Une semaine et demie après la fin du conflit à Postes Canada, le centre de tri Léo-Blanchette, à Montréal, est toujours plein de courrier. Des lettres qui datent du début du mois de juin s'y trouvent encore. Non autorisés à faire des heures supplémentaires, les facteurs ne parviennent pas à faire toutes leurs livraisons. Le syndicat accuse Postes Canada de ralentir la livraison du courrier et même de privilégier l'envoi de circulaires publicitaires, ce que nie la société d'État.

«La reprise du service est complètement désorganisée, dénonce le porte-parole de la section montréalaise du Syndicat des travailleurs et travailleuses des postes (STTP), Jacques Valiquette. Ça crée de la frustration parmi nos membres et chez les clients. Les gens commencent à tirer sur le messager.» Le STTP accuse la société d'État de retarder délibérément la livraison du courrier par mesure de représailles envers ses membres. Selon Jacques Valiquette, la livraison de circulaires publicitaires parfois périmées a même été privilégiée à certains endroits.

La porte-parole de Postes Canada, Anick Losier, réfute les allégations du STTP. «Il n'y a pas eu de directive pour prioriser les circulaires, affirme-t-elle. La priorité est donnée à la poste-lettres.»

Dans une seconde lettre envoyée hier à la ministre du Travail, Lisa Raitt, le STTP accuse Postes Canada de contrevenir à la loi adoptée le 25 juin dernier, qui oblige «l'employeur à reprendre sans délai ou de continuer, selon le cas, la prestation des services postaux». Selon le syndicat, la société d'État devrait permettre aux facteurs de faire des heures supplémentaires. «Il y a actuellement un flot de courrier terrible, dit Jacques Valiquette.
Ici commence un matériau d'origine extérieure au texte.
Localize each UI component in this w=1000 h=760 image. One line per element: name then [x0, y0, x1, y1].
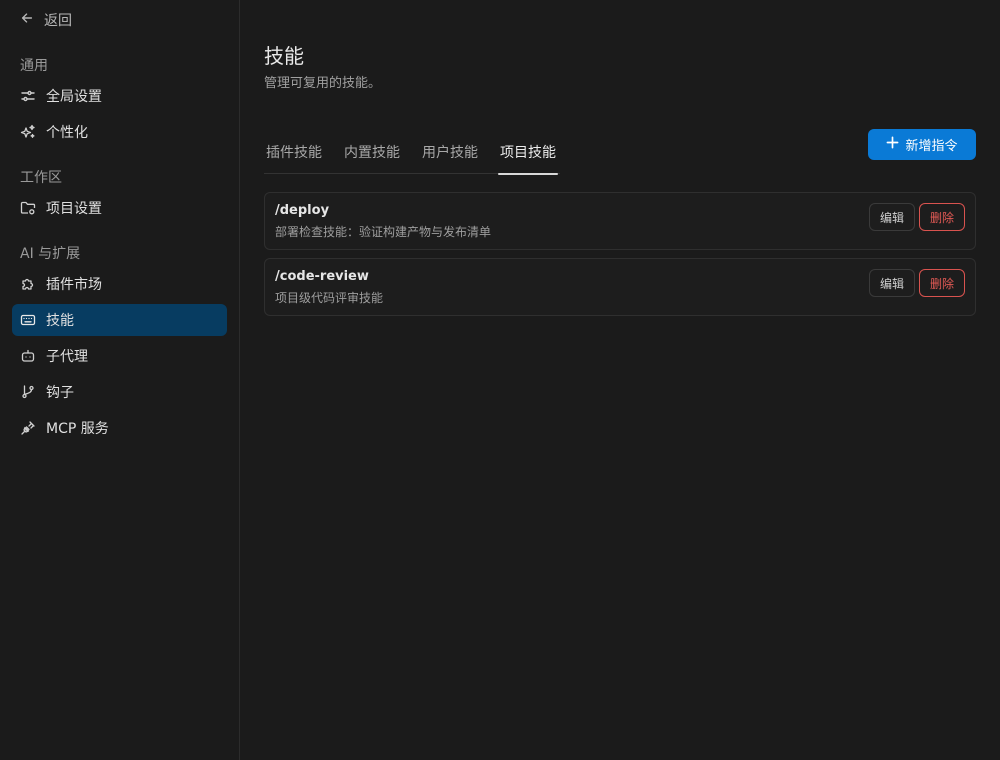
skill-card: /code-review 项目级代码评审技能 编辑 删除 [264, 258, 976, 316]
keyboard-icon [20, 312, 36, 328]
section-title-workspace: 工作区 [20, 170, 62, 186]
sidebar-item-label: 子代理 [46, 349, 88, 365]
sidebar-item-label: 个性化 [46, 125, 88, 141]
page-title: 技能 [264, 44, 304, 68]
sidebar-item-label: 钩子 [46, 385, 74, 401]
add-command-label: 新增指令 [905, 139, 958, 154]
back-button[interactable]: 返回 [20, 10, 72, 30]
edit-button[interactable]: 编辑 [869, 203, 915, 231]
skill-name: /deploy [275, 203, 330, 218]
arrow-left-icon [20, 11, 34, 29]
back-label: 返回 [44, 13, 72, 29]
delete-button[interactable]: 删除 [919, 269, 965, 297]
skill-name: /code-review [275, 269, 369, 284]
skill-tabs: 插件技能 内置技能 用户技能 项目技能 [264, 130, 560, 175]
tab-project-skills[interactable]: 项目技能 [498, 130, 558, 175]
main-content: 技能 管理可复用的技能。 插件技能 内置技能 用户技能 项目技能 新增指令 /d… [240, 0, 1000, 760]
sidebar: 返回 通用 全局设置 个性化 工作区 项目设置 AI 与扩展 插件市场 技能 子… [0, 0, 240, 760]
folder-settings-icon [20, 200, 36, 216]
sidebar-item-label: 全局设置 [46, 89, 102, 105]
add-command-button[interactable]: 新增指令 [868, 129, 976, 160]
sidebar-item-global-settings[interactable]: 全局设置 [12, 80, 227, 112]
sliders-icon [20, 88, 36, 104]
app-window: 返回 通用 全局设置 个性化 工作区 项目设置 AI 与扩展 插件市场 技能 子… [0, 0, 1000, 760]
edit-button[interactable]: 编辑 [869, 269, 915, 297]
git-branch-icon [20, 384, 36, 400]
plus-icon [886, 136, 899, 153]
sidebar-item-project-settings[interactable]: 项目设置 [12, 192, 227, 224]
skill-description: 部署检查技能：验证构建产物与发布清单 [275, 225, 492, 239]
tab-builtin-skills[interactable]: 内置技能 [342, 130, 402, 174]
sidebar-item-label: 项目设置 [46, 201, 102, 217]
page-subtitle: 管理可复用的技能。 [264, 76, 382, 91]
sidebar-item-mcp-service[interactable]: MCP 服务 [12, 412, 227, 444]
tab-plugin-skills[interactable]: 插件技能 [264, 130, 324, 174]
sidebar-item-skills[interactable]: 技能 [12, 304, 227, 336]
sidebar-item-label: MCP 服务 [46, 421, 109, 437]
tab-user-skills[interactable]: 用户技能 [420, 130, 480, 174]
sidebar-item-label: 插件市场 [46, 277, 102, 293]
plug-icon [20, 420, 36, 436]
puzzle-icon [20, 276, 36, 292]
section-title-ai-extensions: AI 与扩展 [20, 246, 81, 262]
sidebar-item-hooks[interactable]: 钩子 [12, 376, 227, 408]
skill-description: 项目级代码评审技能 [275, 291, 384, 305]
bot-icon [20, 348, 36, 364]
section-title-general: 通用 [20, 58, 48, 74]
sidebar-item-plugin-market[interactable]: 插件市场 [12, 268, 227, 300]
sparkle-icon [20, 124, 36, 140]
sidebar-item-personalization[interactable]: 个性化 [12, 116, 227, 148]
sidebar-item-label: 技能 [46, 313, 74, 329]
delete-button[interactable]: 删除 [919, 203, 965, 231]
sidebar-item-subagents[interactable]: 子代理 [12, 340, 227, 372]
skill-card: /deploy 部署检查技能：验证构建产物与发布清单 编辑 删除 [264, 192, 976, 250]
Les gens qui trient le courrier sont autorisés à faire des heures supplémentaires, mais il y a des bouchons à la livraison.»

Anick Losier soutient que l'interdiction des heures supplémentaires est motivée par un souci d'économie. «Nous venons de perdre près de 200 millions de dollars avec le conflit, note-t-elle. Le défi est de trouver l'équilibre entre la reprise efficace du service et la limitation des coûts.»
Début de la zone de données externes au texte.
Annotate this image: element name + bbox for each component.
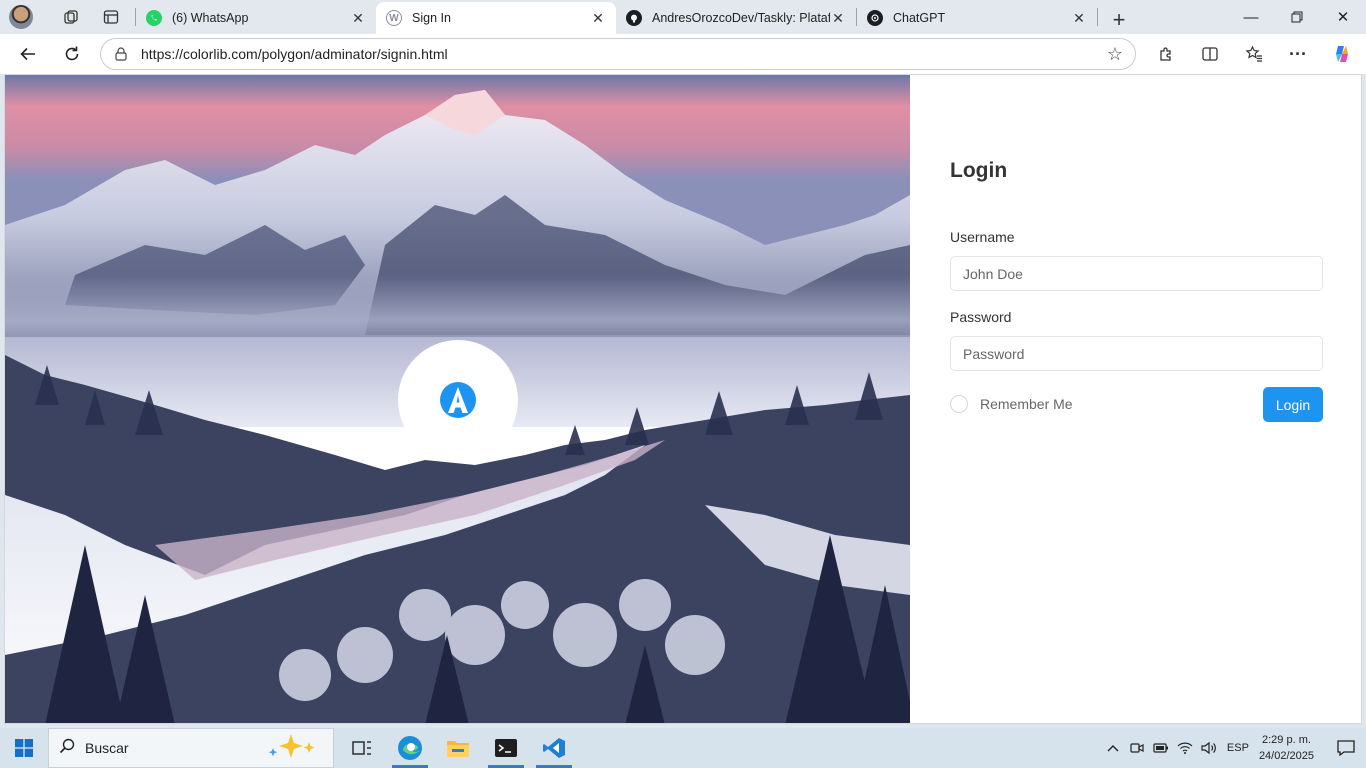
workspaces-icon[interactable] xyxy=(55,3,87,31)
url-text[interactable]: https://colorlib.com/polygon/adminator/s… xyxy=(141,46,1107,62)
tab-close-icon[interactable]: ✕ xyxy=(350,10,366,27)
login-button[interactable]: Login xyxy=(1263,387,1323,422)
tab-separator xyxy=(1097,8,1098,26)
meet-now-icon[interactable] xyxy=(1125,728,1149,768)
tab-close-icon[interactable]: ✕ xyxy=(830,10,846,27)
tab-title: (6) WhatsApp xyxy=(172,11,249,25)
restore-icon[interactable] xyxy=(1274,0,1320,34)
login-title: Login xyxy=(950,159,1008,182)
tab-list: (6) WhatsApp ✕ W Sign In ✕ AndresOrozcoD… xyxy=(135,0,1136,34)
remember-me-checkbox-box[interactable] xyxy=(950,395,968,413)
edge-taskbar-icon[interactable] xyxy=(386,728,434,768)
tab-close-icon[interactable]: ✕ xyxy=(590,10,606,27)
clock-time: 2:29 p. m. xyxy=(1262,734,1311,746)
back-arrow-icon[interactable] xyxy=(8,38,48,70)
tab-sign-in[interactable]: W Sign In ✕ xyxy=(376,2,616,34)
tab-title: AndresOrozcoDev/Taskly: Platafor xyxy=(652,11,830,25)
taskbar-search[interactable]: Buscar xyxy=(48,728,334,768)
username-label: Username xyxy=(950,229,1015,245)
input-language[interactable]: ESP xyxy=(1227,742,1249,754)
github-icon xyxy=(626,10,642,26)
windows-start-icon[interactable] xyxy=(0,728,48,768)
page-viewport: Login Username Password Remember Me Logi… xyxy=(4,74,1362,724)
task-view-icon[interactable] xyxy=(338,728,386,768)
split-screen-icon[interactable] xyxy=(1188,38,1232,70)
login-form-panel: Login Username Password Remember Me Logi… xyxy=(910,75,1361,723)
remember-me-label: Remember Me xyxy=(980,396,1073,412)
tab-title: Sign In xyxy=(412,11,451,25)
username-input[interactable] xyxy=(950,256,1323,291)
hero-mountain-image xyxy=(5,75,910,723)
notification-center-icon[interactable] xyxy=(1326,728,1366,768)
chatgpt-icon xyxy=(867,10,883,26)
password-input[interactable] xyxy=(950,336,1323,371)
vscode-icon[interactable] xyxy=(530,728,578,768)
wifi-icon[interactable] xyxy=(1173,728,1197,768)
tab-chatgpt[interactable]: ChatGPT ✕ xyxy=(857,2,1097,34)
favorites-icon[interactable] xyxy=(1232,38,1276,70)
new-tab-button[interactable]: + xyxy=(1102,6,1136,34)
address-bar[interactable]: https://colorlib.com/polygon/adminator/s… xyxy=(100,38,1136,70)
password-label: Password xyxy=(950,309,1012,325)
battery-icon[interactable] xyxy=(1149,728,1173,768)
vertical-tabs-icon[interactable] xyxy=(95,3,127,31)
tab-close-icon[interactable]: ✕ xyxy=(1071,10,1087,27)
file-explorer-icon[interactable] xyxy=(434,728,482,768)
copilot-icon[interactable] xyxy=(1320,38,1364,70)
windows-taskbar: Buscar ESP 2:29 p. m. 24/02/2025 xyxy=(0,728,1366,768)
favorite-star-icon[interactable]: ☆ xyxy=(1107,44,1123,65)
extensions-icon[interactable] xyxy=(1144,38,1188,70)
volume-icon[interactable] xyxy=(1197,728,1221,768)
profile-avatar[interactable] xyxy=(9,5,33,29)
search-placeholder: Buscar xyxy=(85,740,129,756)
browser-tools: ··· xyxy=(1144,38,1364,70)
browser-tab-strip: (6) WhatsApp ✕ W Sign In ✕ AndresOrozcoD… xyxy=(0,0,1366,34)
clock-date: 24/02/2025 xyxy=(1258,750,1314,762)
tab-title: ChatGPT xyxy=(893,11,946,25)
system-tray: ESP 2:29 p. m. 24/02/2025 xyxy=(1101,728,1366,768)
close-window-icon[interactable]: ✕ xyxy=(1320,0,1366,34)
whatsapp-icon xyxy=(146,10,162,26)
chevron-up-icon[interactable] xyxy=(1101,728,1125,768)
tab-whatsapp[interactable]: (6) WhatsApp ✕ xyxy=(136,2,376,34)
adminator-logo-icon xyxy=(440,382,476,418)
wordpress-icon: W xyxy=(386,10,402,26)
window-controls: — ✕ xyxy=(1228,0,1366,34)
minimize-icon[interactable]: — xyxy=(1228,0,1274,34)
more-options-icon[interactable]: ··· xyxy=(1276,38,1320,70)
remember-me-checkbox[interactable]: Remember Me xyxy=(950,395,1073,413)
search-icon xyxy=(59,738,75,759)
search-highlight-sparkle-icon xyxy=(263,732,323,765)
adminator-logo[interactable] xyxy=(398,340,518,460)
taskbar-clock[interactable]: 2:29 p. m. 24/02/2025 xyxy=(1259,732,1314,764)
tab-github-taskly[interactable]: AndresOrozcoDev/Taskly: Platafor ✕ xyxy=(616,2,856,34)
reload-icon[interactable] xyxy=(52,38,92,70)
browser-toolbar: https://colorlib.com/polygon/adminator/s… xyxy=(0,34,1366,74)
terminal-icon[interactable] xyxy=(482,728,530,768)
lock-icon[interactable] xyxy=(113,46,129,62)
L'amoncellement de lettres et de colis était tel, hier, que les entreprises spécialisées en préparation postale n'ont pas été autorisées à livrer du courrier au centre Léo-Blanchette, dans l'arrondissement de Saint-Laurent, à Montréal. Depuis le début du conflit, l'accès au centre de tri montréalais est difficile pour ces entreprises. «On nous oblige à prendre rendez-vous, mais si le rendez-vous est après 10h, on nous bloque l'accès, sans avertir, en disant que les entrepôts sont pleins et que rien ne peut plus entrer, dit Thierry St-Onge, directeur aux ventes de Traitement Postal Express. Nos camions sont obligés revenir au bureau avec tous ces articles.» Il ajoute qu'il y a des centaines de milliers de lettres en attente de livraison à son entreprise. Parmi celles-ci, plusieurs sont destinées à des élèves du cégep qui attendent une décision sur leur admission à un programme. «C'est la première fois que je vois ça, dit M. St-Onge, dont la firme existe depuis une dizaine d'années. Nos clients sont craintifs. Ça occasionne beaucoup de pertes pour notre entreprise.»
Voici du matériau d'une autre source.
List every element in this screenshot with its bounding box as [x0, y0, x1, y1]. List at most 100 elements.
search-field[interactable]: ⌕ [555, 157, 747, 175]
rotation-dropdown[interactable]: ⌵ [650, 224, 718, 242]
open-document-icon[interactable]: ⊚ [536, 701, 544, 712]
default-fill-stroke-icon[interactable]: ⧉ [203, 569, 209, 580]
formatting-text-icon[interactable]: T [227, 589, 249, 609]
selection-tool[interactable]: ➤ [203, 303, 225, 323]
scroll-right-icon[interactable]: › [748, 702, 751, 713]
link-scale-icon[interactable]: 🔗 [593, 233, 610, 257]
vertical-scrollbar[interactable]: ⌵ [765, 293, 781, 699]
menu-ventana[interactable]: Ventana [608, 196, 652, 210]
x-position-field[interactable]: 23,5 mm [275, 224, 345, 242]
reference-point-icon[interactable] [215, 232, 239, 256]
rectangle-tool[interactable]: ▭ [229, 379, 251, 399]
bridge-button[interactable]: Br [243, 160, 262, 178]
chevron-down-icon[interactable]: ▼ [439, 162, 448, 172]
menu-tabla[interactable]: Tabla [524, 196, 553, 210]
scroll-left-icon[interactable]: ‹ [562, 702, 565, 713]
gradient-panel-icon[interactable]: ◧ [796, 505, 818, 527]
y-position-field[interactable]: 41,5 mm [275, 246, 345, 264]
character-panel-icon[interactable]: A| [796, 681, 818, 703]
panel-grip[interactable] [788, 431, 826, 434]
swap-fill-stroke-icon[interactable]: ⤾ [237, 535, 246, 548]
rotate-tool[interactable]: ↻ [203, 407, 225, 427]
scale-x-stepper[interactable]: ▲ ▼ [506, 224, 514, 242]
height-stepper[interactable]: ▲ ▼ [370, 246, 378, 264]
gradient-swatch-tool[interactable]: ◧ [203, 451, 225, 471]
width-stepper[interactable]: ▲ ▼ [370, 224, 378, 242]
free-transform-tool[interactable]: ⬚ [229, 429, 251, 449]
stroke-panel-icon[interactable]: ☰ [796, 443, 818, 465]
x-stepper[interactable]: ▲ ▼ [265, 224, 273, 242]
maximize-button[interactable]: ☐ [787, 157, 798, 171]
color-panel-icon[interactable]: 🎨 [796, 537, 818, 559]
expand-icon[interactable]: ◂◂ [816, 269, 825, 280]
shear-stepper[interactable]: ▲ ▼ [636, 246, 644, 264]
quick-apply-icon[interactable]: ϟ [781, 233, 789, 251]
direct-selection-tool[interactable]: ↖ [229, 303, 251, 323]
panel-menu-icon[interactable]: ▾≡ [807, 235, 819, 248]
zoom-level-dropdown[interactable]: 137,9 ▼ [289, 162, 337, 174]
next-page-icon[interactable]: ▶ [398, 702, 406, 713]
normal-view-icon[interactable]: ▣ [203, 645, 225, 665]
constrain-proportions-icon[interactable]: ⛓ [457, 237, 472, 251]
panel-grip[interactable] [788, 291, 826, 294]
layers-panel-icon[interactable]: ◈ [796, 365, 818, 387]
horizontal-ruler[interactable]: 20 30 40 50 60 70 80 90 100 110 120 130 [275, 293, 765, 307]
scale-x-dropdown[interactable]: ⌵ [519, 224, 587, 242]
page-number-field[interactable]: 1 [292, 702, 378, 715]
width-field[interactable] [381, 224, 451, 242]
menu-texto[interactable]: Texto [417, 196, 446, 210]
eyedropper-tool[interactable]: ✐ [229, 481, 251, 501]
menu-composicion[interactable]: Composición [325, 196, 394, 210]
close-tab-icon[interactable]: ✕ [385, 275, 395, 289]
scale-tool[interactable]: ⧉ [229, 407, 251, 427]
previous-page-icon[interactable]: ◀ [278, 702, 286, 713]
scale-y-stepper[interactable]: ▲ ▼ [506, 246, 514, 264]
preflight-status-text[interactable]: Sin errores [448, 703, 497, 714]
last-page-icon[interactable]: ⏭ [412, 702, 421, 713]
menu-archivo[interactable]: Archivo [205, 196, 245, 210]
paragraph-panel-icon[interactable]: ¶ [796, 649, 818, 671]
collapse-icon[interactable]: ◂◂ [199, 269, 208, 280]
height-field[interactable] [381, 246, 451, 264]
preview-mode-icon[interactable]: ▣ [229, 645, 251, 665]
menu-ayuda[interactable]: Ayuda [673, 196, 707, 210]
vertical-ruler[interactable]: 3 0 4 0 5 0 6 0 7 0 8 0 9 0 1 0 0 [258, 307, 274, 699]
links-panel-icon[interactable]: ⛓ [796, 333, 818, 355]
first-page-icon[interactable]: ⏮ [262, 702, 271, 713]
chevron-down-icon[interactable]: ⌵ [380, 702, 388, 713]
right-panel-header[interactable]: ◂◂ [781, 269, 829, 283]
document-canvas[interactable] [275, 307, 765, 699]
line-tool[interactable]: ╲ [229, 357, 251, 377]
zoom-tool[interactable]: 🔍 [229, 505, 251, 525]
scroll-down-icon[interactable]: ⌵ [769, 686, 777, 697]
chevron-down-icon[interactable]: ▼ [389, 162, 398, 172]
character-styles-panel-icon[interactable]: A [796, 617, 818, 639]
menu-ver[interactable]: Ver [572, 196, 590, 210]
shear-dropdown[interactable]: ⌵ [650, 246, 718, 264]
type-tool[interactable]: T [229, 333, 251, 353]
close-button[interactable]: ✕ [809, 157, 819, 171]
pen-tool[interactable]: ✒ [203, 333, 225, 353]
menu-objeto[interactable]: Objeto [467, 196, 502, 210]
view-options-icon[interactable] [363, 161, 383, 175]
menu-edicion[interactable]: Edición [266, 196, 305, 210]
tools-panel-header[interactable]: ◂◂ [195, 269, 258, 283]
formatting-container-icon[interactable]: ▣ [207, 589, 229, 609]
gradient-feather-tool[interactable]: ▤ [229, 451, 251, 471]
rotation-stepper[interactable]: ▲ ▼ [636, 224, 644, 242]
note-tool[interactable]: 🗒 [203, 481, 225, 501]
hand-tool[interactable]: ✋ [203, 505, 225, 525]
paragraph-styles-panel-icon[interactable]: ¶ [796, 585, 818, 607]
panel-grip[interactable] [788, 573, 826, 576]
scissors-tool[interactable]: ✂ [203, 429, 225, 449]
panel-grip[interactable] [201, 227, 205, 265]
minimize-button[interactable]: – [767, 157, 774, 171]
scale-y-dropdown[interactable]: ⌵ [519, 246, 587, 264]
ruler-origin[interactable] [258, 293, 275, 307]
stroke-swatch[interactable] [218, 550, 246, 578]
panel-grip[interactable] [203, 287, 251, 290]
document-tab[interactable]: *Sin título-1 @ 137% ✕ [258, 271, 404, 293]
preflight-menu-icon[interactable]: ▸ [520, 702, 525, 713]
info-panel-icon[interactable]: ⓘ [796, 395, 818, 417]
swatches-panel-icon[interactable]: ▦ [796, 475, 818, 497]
Le coordonnateur du centre de tri Léo-Blanchette, Alain Simard, assure que le centre montréalais fonctionne à plein régime, 24 heures sur 24. Il prévoit que, puisqu'il n'y aura pas d'entrée de nouveau courrier au cours du week-end, le volume à traiter baissera.

Près de 40 millions d'articles dorment toujours dans les centres de tri postaux au Canada, et de nouvelles lettres et colis y arrivent chaque jour. Environ 27 millions d'articles sont livrés quotidiennement, soit 9 millions de plus qu'en situation normale. Postes Canada prévoit que tout le courrier expédié avant le 27 juin sera livré d'ici à la fin de la semaine prochaine. Comme la situation n'est toujours pas revenue à la normale, Postes Canada demeure non responsable des retards de livraison engendrés par des circonstances de force majeure.